Unsolved Mysteries ha tenido un largo y escarpado trayecto en la televisión: desde su estreno en 1988 en la NBC —y que resultó ser un considerable éxito de audiencia y crítica— el programa que analiza desde cierta objetividad científica crímenes sin resolver, lo inexplicable e incluso, lo directamente actividad paranormal, ha recorrido varios canales y audiencias convirtiéndose en casi un fenómeno cíclico.

En 1997, el show llegó a CBS por un confuso acuerdo entre cadenas. Después fue cancelado por razones poco claras. En 2001, Lifetime le trajo de vuelta solo para retirarlo de nuevo unos meses después. Retomado por Paramount Network en el 2008, volvió a ser cancelado dos años más tarde.

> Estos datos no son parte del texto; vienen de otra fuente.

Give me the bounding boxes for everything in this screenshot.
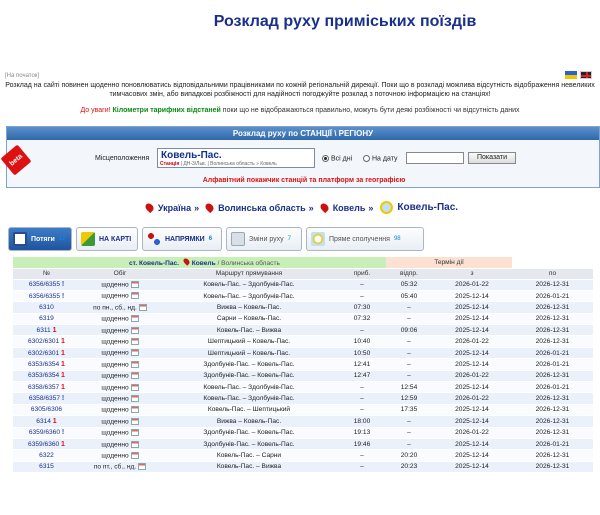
- calendar-icon[interactable]: [131, 338, 139, 345]
- station-prefix: ст. Ковель-Пас.: [129, 259, 180, 267]
- train-number-link[interactable]: 6322: [39, 452, 54, 460]
- train-icon: [13, 232, 27, 246]
- train-note: 1: [61, 440, 65, 448]
- train-frequency: [80, 370, 160, 381]
- table-row[interactable]: [13, 438, 593, 449]
- station-region[interactable]: / Волинська область: [217, 259, 280, 267]
- calendar-icon[interactable]: [131, 441, 139, 448]
- breadcrumb-separator: »: [308, 202, 314, 213]
- train-number-link[interactable]: 6353/6354: [28, 372, 60, 380]
- beta-badge: beta: [1, 145, 32, 176]
- train-frequency: [80, 461, 160, 472]
- train-frequency: [80, 290, 160, 301]
- arrival-time: –: [338, 461, 386, 472]
- table-row[interactable]: [13, 313, 593, 324]
- calendar-icon[interactable]: [131, 395, 139, 402]
- valid-from: 2025-12-14: [432, 359, 512, 370]
- valid-to: 2026-12-31: [512, 279, 593, 290]
- train-route[interactable]: Ковель-Пас. – Здолбунів-Пас.: [160, 393, 338, 404]
- departure-time: 12:59: [386, 393, 432, 404]
- train-route[interactable]: Ковель-Пас. – Шептицький: [160, 404, 338, 415]
- calendar-icon[interactable]: [131, 315, 139, 322]
- train-route[interactable]: Вижва – Ковель-Пас.: [160, 416, 338, 427]
- table-row[interactable]: [13, 336, 593, 347]
- arrival-time: 19:13: [338, 427, 386, 438]
- tab-trains-count: 17: [58, 236, 66, 242]
- train-number[interactable]: [13, 416, 80, 427]
- schedule-table: [13, 257, 593, 473]
- breadcrumb-station: Ковель-Пас.: [397, 202, 459, 213]
- valid-to: 2026-01-21: [512, 347, 593, 358]
- train-note: 1: [61, 360, 65, 368]
- train-number-link[interactable]: 6314: [36, 417, 51, 425]
- warning-key: Кілометри тарифних відстаней: [112, 107, 221, 114]
- frequency-text: щоденно: [101, 349, 129, 357]
- train-number[interactable]: [13, 427, 80, 438]
- valid-from: 2025-12-14: [432, 382, 512, 393]
- valid-from: 2025-12-14: [432, 404, 512, 415]
- tariff-warning: [0, 107, 600, 114]
- valid-to: 2026-12-31: [512, 393, 593, 404]
- map-pin-icon: [144, 202, 155, 213]
- frequency-text: щоденно: [101, 326, 129, 334]
- train-number[interactable]: [13, 404, 80, 415]
- breadcrumb-city[interactable]: Ковель: [332, 202, 366, 213]
- train-number[interactable]: [13, 290, 80, 301]
- train-frequency: [80, 313, 160, 324]
- train-note: !: [61, 292, 65, 300]
- radio-all-days[interactable]: [322, 155, 352, 162]
- tab-changes-label: Зміни руху: [249, 235, 284, 243]
- departure-time: –: [386, 359, 432, 370]
- train-frequency: [80, 393, 160, 404]
- search-panel-header: Розклад руху по СТАНЦІЇ \ РЕГІОНУ: [7, 127, 599, 140]
- train-route[interactable]: Ковель-Пас. – Здолбунів-Пас.: [160, 382, 338, 393]
- valid-from: 2025-12-14: [432, 438, 512, 449]
- warning-text: поки що не відображаються правильно, можуть бути деякі розбіжності чи відсутність даних: [222, 107, 520, 114]
- arrival-time: –: [338, 290, 386, 301]
- valid-to: 2026-12-31: [512, 370, 593, 381]
- train-note: 1: [61, 372, 65, 380]
- calendar-icon[interactable]: [131, 327, 139, 334]
- departure-time: –: [386, 427, 432, 438]
- tab-directions-label: НАПРЯМКИ: [165, 235, 205, 243]
- calendar-icon[interactable]: [131, 406, 139, 413]
- valid-to: 2026-12-31: [512, 427, 593, 438]
- train-route[interactable]: Сарни – Ковель-Пас.: [160, 313, 338, 324]
- frequency-text: по пн., сб., нд.: [93, 304, 137, 312]
- calendar-icon[interactable]: [131, 452, 139, 459]
- frequency-text: щоденно: [101, 315, 129, 323]
- frequency-text: щоденно: [101, 361, 129, 369]
- table-row[interactable]: [13, 461, 593, 472]
- valid-from: 2025-12-14: [432, 347, 512, 358]
- departure-time: 09:06: [386, 325, 432, 336]
- train-note: 1: [61, 349, 65, 357]
- train-route[interactable]: Ковель-Пас. – Вижва: [160, 461, 338, 472]
- calendar-icon[interactable]: [131, 429, 139, 436]
- arrival-time: –: [338, 382, 386, 393]
- train-route[interactable]: Ковель-Пас. – Вижва: [160, 325, 338, 336]
- train-frequency: [80, 404, 160, 415]
- tab-direct-label: Пряме сполучення: [329, 235, 390, 243]
- train-number[interactable]: [13, 382, 80, 393]
- table-row[interactable]: [13, 302, 593, 313]
- valid-to: 2026-12-31: [512, 336, 593, 347]
- calendar-icon[interactable]: [131, 361, 139, 368]
- train-frequency: [80, 359, 160, 370]
- col-number[interactable]: №: [13, 268, 80, 279]
- departure-time: 05:32: [386, 279, 432, 290]
- radio-on-date[interactable]: [363, 155, 398, 162]
- tab-direct-count: 98: [393, 236, 401, 242]
- train-number[interactable]: [13, 393, 80, 404]
- calendar-icon[interactable]: [131, 281, 139, 288]
- table-row[interactable]: [13, 279, 593, 290]
- departure-time: –: [386, 416, 432, 427]
- train-frequency: [80, 347, 160, 358]
- home-link[interactable]: [На початок]: [5, 73, 40, 79]
- breadcrumb-separator: »: [194, 202, 200, 213]
- date-input[interactable]: [406, 152, 464, 164]
- frequency-text: щоденно: [101, 429, 129, 437]
- table-row[interactable]: [13, 290, 593, 301]
- frequency-text: щоденно: [101, 440, 129, 448]
- radio-on-date-label: На дату: [372, 155, 398, 163]
- frequency-text: щоденно: [101, 281, 129, 289]
- header-spacer: [512, 257, 593, 268]
- train-number[interactable]: [13, 325, 80, 336]
- col-valid-to[interactable]: по: [512, 268, 593, 279]
- col-arrival[interactable]: приб.: [338, 268, 386, 279]
- train-note: !: [61, 281, 65, 289]
- calendar-icon[interactable]: [131, 292, 139, 299]
- col-frequency[interactable]: Обіг: [80, 268, 160, 279]
- train-number-link[interactable]: 6305/6306: [30, 406, 63, 414]
- departure-time: –: [386, 347, 432, 358]
- station-search-panel: [6, 126, 600, 188]
- train-frequency: [80, 279, 160, 290]
- tab-trains[interactable]: [8, 227, 72, 251]
- train-frequency: [80, 450, 160, 461]
- station-input-details: [160, 161, 277, 167]
- valid-from: 2026-01-22: [432, 427, 512, 438]
- view-tabs: [8, 227, 596, 251]
- departure-time: –: [386, 313, 432, 324]
- departure-time: 05:40: [386, 290, 432, 301]
- train-number-link[interactable]: 6315: [39, 463, 54, 471]
- departure-time: –: [386, 302, 432, 313]
- valid-from: 2025-12-14: [432, 302, 512, 313]
- warning-lead: До уваги!: [80, 107, 111, 114]
- train-frequency: [80, 438, 160, 449]
- train-number-link[interactable]: 6356/6355: [28, 281, 60, 289]
- train-number[interactable]: [13, 461, 80, 472]
- arrival-time: –: [338, 450, 386, 461]
- train-number-link[interactable]: 6353/6354: [28, 360, 60, 368]
- valid-from: 2025-12-14: [432, 313, 512, 324]
- location-label: Місцеположення: [95, 155, 150, 162]
- train-note: 1: [52, 417, 57, 425]
- valid-to: 2026-12-31: [512, 325, 593, 336]
- table-station-header: [13, 257, 386, 268]
- calendar-icon[interactable]: [138, 463, 146, 470]
- tab-changes-count: 7: [287, 236, 291, 242]
- calendar-icon[interactable]: [131, 418, 139, 425]
- col-route[interactable]: Маршрут прямування: [160, 268, 338, 279]
- train-number-link[interactable]: 6310: [39, 303, 54, 311]
- train-route[interactable]: Ковель-Пас. – Сарни: [160, 450, 338, 461]
- valid-to: 2026-01-21: [512, 382, 593, 393]
- tab-direct-connections[interactable]: [306, 227, 424, 251]
- map-icon: [81, 232, 95, 246]
- radio-checked-icon[interactable]: [322, 155, 329, 162]
- valid-from: 2026-01-22: [432, 336, 512, 347]
- train-note: !: [61, 395, 65, 403]
- breadcrumb: [0, 201, 600, 214]
- train-number-link[interactable]: 6359/6360: [28, 429, 60, 437]
- table-row[interactable]: [13, 347, 593, 358]
- ukrainian-flag-icon[interactable]: [565, 71, 577, 79]
- train-number[interactable]: [13, 370, 80, 381]
- valid-from: 2026-01-22: [432, 279, 512, 290]
- train-route[interactable]: Здолбунів-Пас. – Ковель-Пас.: [160, 438, 338, 449]
- departure-time: 20:20: [386, 450, 432, 461]
- departure-time: 12:54: [386, 382, 432, 393]
- arrival-time: –: [338, 404, 386, 415]
- train-route[interactable]: Шептицький – Ковель-Пас.: [160, 336, 338, 347]
- tab-directions[interactable]: [142, 227, 222, 251]
- departure-time: –: [386, 438, 432, 449]
- train-number-link[interactable]: 6302/6301: [28, 349, 60, 357]
- tab-changes[interactable]: [226, 227, 302, 251]
- valid-from: 2025-12-14: [432, 416, 512, 427]
- directions-icon: [147, 232, 161, 246]
- valid-to: 2026-01-21: [512, 290, 593, 301]
- tab-directions-count: 6: [208, 236, 213, 242]
- frequency-text: щоденно: [101, 452, 129, 460]
- col-valid-from[interactable]: з: [432, 268, 512, 279]
- frequency-text: щоденно: [101, 406, 129, 414]
- train-frequency: [80, 382, 160, 393]
- alphabet-index-link[interactable]: Алфавітний покажчик станцій та платформ за географією: [202, 177, 406, 184]
- train-number[interactable]: [13, 302, 80, 313]
- frequency-text: щоденно: [101, 292, 129, 300]
- map-pin-icon: [319, 202, 330, 213]
- frequency-text: щоденно: [101, 418, 129, 425]
- table-row[interactable]: [13, 359, 593, 370]
- train-number[interactable]: [13, 313, 80, 324]
- train-frequency: [80, 302, 160, 313]
- radio-all-days-label: Всі дні: [331, 155, 353, 163]
- valid-to: 2026-01-21: [512, 438, 593, 449]
- train-number[interactable]: [13, 359, 80, 370]
- calendar-icon[interactable]: [139, 304, 147, 311]
- map-pin-icon: [204, 202, 215, 213]
- departure-time: 20:23: [386, 461, 432, 472]
- train-number-link[interactable]: 6358/6357: [28, 395, 60, 403]
- arrival-time: 07:32: [338, 313, 386, 324]
- departure-time: –: [386, 370, 432, 381]
- table-row[interactable]: [13, 393, 593, 404]
- table-row[interactable]: [13, 382, 593, 393]
- station-details: | ДН-3/Льв. | Волинська область » Ковель: [180, 161, 277, 167]
- valid-from: 2026-01-22: [432, 393, 512, 404]
- train-note: 1: [61, 338, 65, 346]
- train-route[interactable]: Ковель-Пас. – Здолбунів-Пас.: [160, 290, 338, 301]
- valid-to: 2026-12-31: [512, 450, 593, 461]
- arrival-time: 12:41: [338, 359, 386, 370]
- valid-from: 2025-12-14: [432, 461, 512, 472]
- table-row[interactable]: [13, 427, 593, 438]
- arrival-time: –: [338, 393, 386, 404]
- train-frequency: [80, 336, 160, 347]
- train-note: 1: [52, 326, 57, 334]
- calendar-icon[interactable]: [131, 372, 139, 379]
- calendar-icon[interactable]: [131, 349, 139, 356]
- breadcrumb-region[interactable]: Волинська область: [218, 202, 306, 213]
- language-switcher: [565, 71, 592, 79]
- train-route[interactable]: Здолбунів-Пас. – Ковель-Пас.: [160, 359, 338, 370]
- page-title: Розклад руху приміських поїздів: [213, 13, 477, 30]
- train-route[interactable]: Здолбунів-Пас. – Ковель-Пас.: [160, 370, 338, 381]
- arrival-time: –: [338, 279, 386, 290]
- train-number-link[interactable]: 6358/6357: [28, 383, 60, 391]
- valid-to: 2026-12-31: [512, 302, 593, 313]
- arrival-time: 19:46: [338, 438, 386, 449]
- frequency-text: щоденно: [101, 395, 129, 403]
- train-frequency: [80, 427, 160, 438]
- train-number[interactable]: [13, 279, 80, 290]
- table-row[interactable]: [13, 416, 593, 427]
- valid-from: 2025-12-14: [432, 290, 512, 301]
- station-input-value: Ковель-Пас.: [161, 150, 222, 161]
- departure-time: –: [386, 336, 432, 347]
- radio-unchecked-icon[interactable]: [363, 155, 370, 162]
- train-note: 1: [61, 383, 65, 391]
- arrival-time: –: [338, 325, 386, 336]
- changes-icon: [231, 232, 245, 246]
- valid-to: 2026-12-31: [512, 313, 593, 324]
- station-icon: [380, 201, 393, 214]
- tab-map[interactable]: [76, 227, 138, 251]
- tab-map-label: НА КАРТІ: [99, 235, 132, 243]
- frequency-text: щоденно: [101, 383, 129, 391]
- english-flag-icon[interactable]: [580, 71, 592, 79]
- breadcrumb-separator: »: [368, 202, 374, 213]
- table-row[interactable]: [13, 404, 593, 415]
- train-route[interactable]: Здолбунів-Пас. – Ковель-Пас.: [160, 427, 338, 438]
- station-city[interactable]: Ковель: [191, 259, 216, 267]
- arrival-time: 07:30: [338, 302, 386, 313]
- valid-to: 2026-01-21: [512, 359, 593, 370]
- col-departure[interactable]: відпр.: [386, 268, 432, 279]
- valid-from: 2025-12-14: [432, 450, 512, 461]
- map-pin-icon: [182, 257, 190, 265]
- train-number-link[interactable]: 6311: [36, 326, 51, 334]
- train-frequency: [80, 325, 160, 336]
- departure-time: 17:35: [386, 404, 432, 415]
- calendar-icon[interactable]: [131, 384, 139, 391]
- show-button[interactable]: Показати: [468, 152, 516, 164]
- train-number[interactable]: [13, 450, 80, 461]
- valid-to: 2026-12-31: [512, 404, 593, 415]
- train-route[interactable]: Шептицький – Ковель-Пас.: [160, 347, 338, 358]
- train-frequency: [80, 416, 160, 427]
- train-number-link[interactable]: 6302/6301: [28, 338, 60, 346]
- arrival-time: 10:50: [338, 347, 386, 358]
- station-kind: Станція: [160, 161, 180, 167]
- table-row[interactable]: [13, 370, 593, 381]
- frequency-text: щоденно: [101, 372, 129, 380]
- validity-header: Термін дії: [386, 257, 512, 268]
- table-row[interactable]: [13, 450, 593, 461]
- breadcrumb-country[interactable]: Україна: [157, 202, 192, 213]
- arrival-time: 18:00: [338, 416, 386, 427]
- valid-from: 2025-12-14: [432, 325, 512, 336]
- train-number[interactable]: [13, 347, 80, 358]
- train-number-link[interactable]: 6359/6360: [28, 440, 60, 448]
- table-row[interactable]: [13, 325, 593, 336]
- train-number-link[interactable]: 6356/6355: [28, 292, 60, 300]
- station-input[interactable]: [157, 148, 315, 168]
- frequency-text: по пт., сб., нд.: [93, 463, 137, 471]
- arrival-time: 12:47: [338, 370, 386, 381]
- train-note: !: [61, 429, 65, 437]
- train-route[interactable]: Вижва – Ковель-Пас.: [160, 302, 338, 313]
- valid-from: 2026-01-22: [432, 370, 512, 381]
- valid-to: 2026-12-31: [512, 461, 593, 472]
- frequency-text: щоденно: [101, 338, 129, 346]
- valid-to: 2026-12-31: [512, 416, 593, 427]
- tab-trains-label: Потяги: [31, 235, 55, 243]
- train-number[interactable]: [13, 336, 80, 347]
- train-route[interactable]: Ковель-Пас. – Здолбунів-Пас.: [160, 279, 338, 290]
- direct-connection-icon: [311, 232, 325, 246]
- train-number-link[interactable]: 6319: [39, 315, 54, 323]
- schedule-notice: Розклад на сайті повинен щоденно поновлюватись відповідальними працівниками по кожній регіональній дирекції. Поки що в розкладі можлива відсутність відображення невеликих тимчасових змін, або випадкові розбіжності для надійності погоджуйте розклад з поточною інформацією на станціях!: [5, 82, 595, 98]
- train-number[interactable]: [13, 438, 80, 449]
- arrival-time: 10:40: [338, 336, 386, 347]
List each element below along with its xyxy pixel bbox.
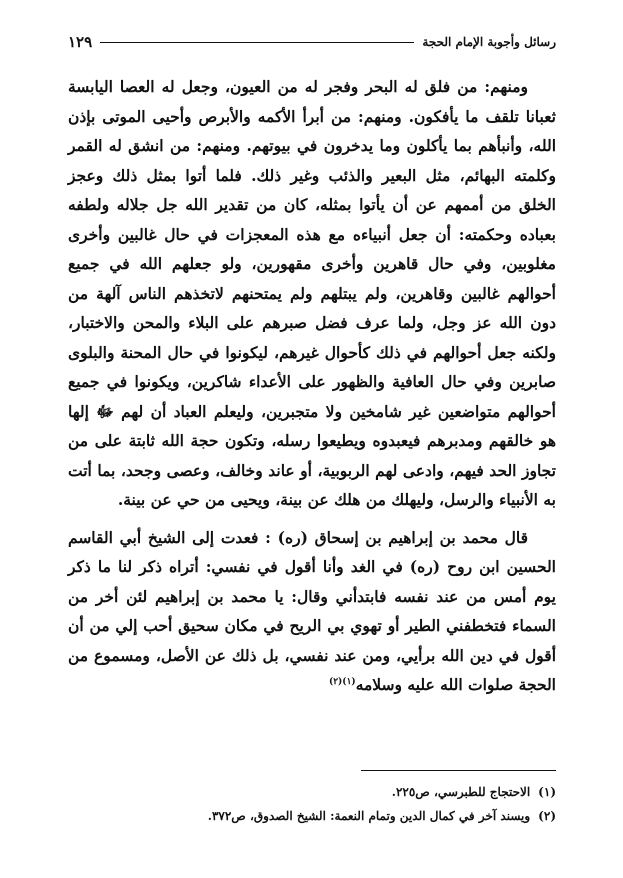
- footnote: [68, 780, 556, 804]
- page-header: [68, 30, 556, 54]
- paragraph-text: قال محمد بن إبراهيم بن إسحاق (ره) : فعدت إلى الشيخ أبي القاسم الحسين ابن روح (ره) في الغد وأنا أقول في نفسي: أتراه ذكر لنا ما ذكر يوم أمس من عند نفسه فابتدأني وقال: يا محمد بن إبراهيم لئن أخر من السماء فتخطفني الطير أو تهوي بي الريح في مكان سحيق أحب إلي من أن أقول في دين الله برأيي، ومن عند نفسي، بل ذلك عن الأصل، ومسموع من الحجة صلوات الله عليه وسلامه: [68, 527, 556, 694]
- running-title: رسائل وأجوبة الإمام الحجة: [422, 35, 556, 49]
- footnote: [68, 804, 556, 828]
- footnote-reference: (١)(٢): [328, 676, 356, 687]
- page-number: ١٢٩: [68, 33, 93, 51]
- footnote-text: ويسند آخر في كمال الدين وتمام النعمة: الشيخ الصدوق، ص٣٧٢.: [207, 809, 531, 823]
- header-rule: [100, 42, 414, 43]
- paragraph: [68, 523, 556, 700]
- footnote-divider: [361, 770, 556, 771]
- footnotes: [68, 780, 556, 828]
- footnote-text: الاحتجاج للطبرسي، ص٢٢٥.: [391, 785, 531, 799]
- paragraph: [68, 72, 556, 515]
- paragraph-text: ومنهم: من فلق له البحر وفجر له من العيون، وجعل له العصا اليابسة ثعبانا تلقف ما يأفكون. ومنهم: من أبرأ الأكمه والأبرص وأحيى الموتى بإذن الله، وأنبأهم بما يأكلون وما يدخرون في بيوتهم. ومنهم: من انشق له القمر وكلمته البهائم، مثل البعير والذئب وغير ذلك. فلما أتوا بمثل ذلك وعجز الخلق من أممهم عن أن يأتوا بمثله، كان من تقدير الله جل جلاله ولطفه بعباده وحكمته: أن جعل أنبياءه مع هذه المعجزات في حال غالبين وأخرى مغلوبين، وفي حال قاهرين وأخرى مقهورين، ولو جعلهم الله في جميع أحوالهم غالبين وقاهرين، ولم يبتلهم ولم يمتحنهم لاتخذهم الناس آلهة من دون الله عز وجل، ولما عرف فضل صبرهم على البلاء والمحن والاختبار، ولكنه جعل أحوالهم في ذلك كأحوال غيرهم، ليكونوا في حال المحنة والبلوى صابرين وفي حال العافية والظهور على الأعداء شاكرين، ويكونوا في جميع أحوالهم متواضعين غير شامخين ولا متجبرين، وليعلم العباد أن لهم ﷻ إلها هو خالقهم ومدبرهم فيعبدوه ويطيعوا رسله، وتكون حجة الله ثابتة على من تجاوز الحد فيهم، وادعى لهم الربوبية، أو عاند وخالف، وعصى وجحد، بما أتت به الأنبياء والرسل، وليهلك من هلك عن بينة، ويحيى من حي عن بينة.: [68, 77, 556, 509]
- footnote-number: (١): [538, 785, 556, 799]
- footnote-number: (٢): [538, 809, 556, 823]
- main-text: [68, 72, 556, 700]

En todas las ocasiones, la serie no perdió audiencia, interés y siguió siendo objeto de culto para un nutrido grupo de fans, que siguió al programa de canal en canal e incluso entre horarios radicalmente distintos con una curiosa fidelidad.

Así que su regreso — esta vez de la mano de Netflix — es una confluencia afortunada entre la oportunidad y la capacidad de la plataforma para llevar al programa a una nueva dimensión. También una intrigante mirada a un programa tradicional de la televisión norteamericana que caló hondo en la cultura pop.

Con sus representaciones dramáticas —la mayoría artificiales y en algunos casos casi caricaturescas—, sus conclusiones que llevaban a múltiples preguntas y la capacidad de los diferentes argumentos para transitar en medio de un hilo entre la realidad y la suposición ficcionada, la serie fue la pionera de un tipo de televisión cuya base era el realismo melodramático, que sigue siendo atractivo aun hoy.

La versión de Unsolved Mysteries de Netflix recupera lo mejor de la serie original de 1988 y también logra construir una narrativa sólida, que se sostiene con buen pie sobre la estructura básica de la premisa: con sus seis sólidos y elocuentes episodios, la serie enfoca su atención sobre casos de desapariciones y asesinatos, sin conclusiones claras.

En un movimiento inteligente, la producción intenta remontar las versiones sucesivas a la exitosa temporada estrenada en el ’88 y logra construir una colección de historias dispares, que guardan una curiosa similitud con algunos de los casos que hicieron famoso el programa.

Por supuesto, el elemento escalofriante que hizo famoso al programa continúa allí, y también la condición de analizar la cualidad inclasificable de los hechos que el programa muestra.